NCA Cold Brew FAQ
At its core, cold brew is a brewing method, not a serving method.
Here are answers to common questions about what “cold brew coffee” really means.
The following Cold Brew FAQs are based on the NCA Cold Brew Toolkit
Is all iced or cold coffee considered “cold brew”?
No. Coffee brewed with hot water extraction methods, whether served hot or cold, is not cold brew. Cold brew is not simply a marketing term. It does not include coffee that was extracted with hot water and then chilled prior to serving. Instead, it refers to coffee extracted at ambient or cooler temperatures.
The resulting product can then be chilled or served over ice.
Is all cold brew coffee served as a cold beverage?
No. Cold brew refers to a brewing method, not a serving method. It can even be served warm: Historically in the US, concentrated cold brew coffee was diluted with boiling water and served primarily as a hot beverage (this was before iced coffee became popular). Cold brew is also an ingredient in many recipes.
How does cold brew extraction work?
Cold brewing extracts at a cooler temperature and generally for a longer time than conventional hot water extractions. This combination of lower temperature and longer contact time may produce a unique sensory and quality profile.

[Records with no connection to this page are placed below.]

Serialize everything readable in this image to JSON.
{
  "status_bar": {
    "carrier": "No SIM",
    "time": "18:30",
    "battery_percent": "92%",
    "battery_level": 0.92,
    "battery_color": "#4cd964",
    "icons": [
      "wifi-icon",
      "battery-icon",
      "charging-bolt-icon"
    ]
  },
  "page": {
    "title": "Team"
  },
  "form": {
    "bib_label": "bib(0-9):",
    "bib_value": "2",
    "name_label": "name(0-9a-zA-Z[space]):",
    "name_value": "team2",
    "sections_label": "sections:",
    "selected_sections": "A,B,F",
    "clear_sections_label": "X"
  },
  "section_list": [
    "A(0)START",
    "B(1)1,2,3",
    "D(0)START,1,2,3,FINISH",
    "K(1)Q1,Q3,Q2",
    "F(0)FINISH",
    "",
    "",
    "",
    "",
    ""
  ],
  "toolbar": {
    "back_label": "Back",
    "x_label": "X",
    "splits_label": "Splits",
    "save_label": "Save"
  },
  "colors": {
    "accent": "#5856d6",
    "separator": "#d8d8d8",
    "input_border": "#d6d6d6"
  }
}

What are the sensory and flavor characteristics that result from the cold brew brewing method?
Flavor profiles of cold brew may vary significantly from coffees brewed at higher temperatures. The same beans brewed by cold or hot methods can taste the same or drastically different when evaluated side-by-side. Typical cold brew traits include: less bitterness, smoother taste, more delicate flavors.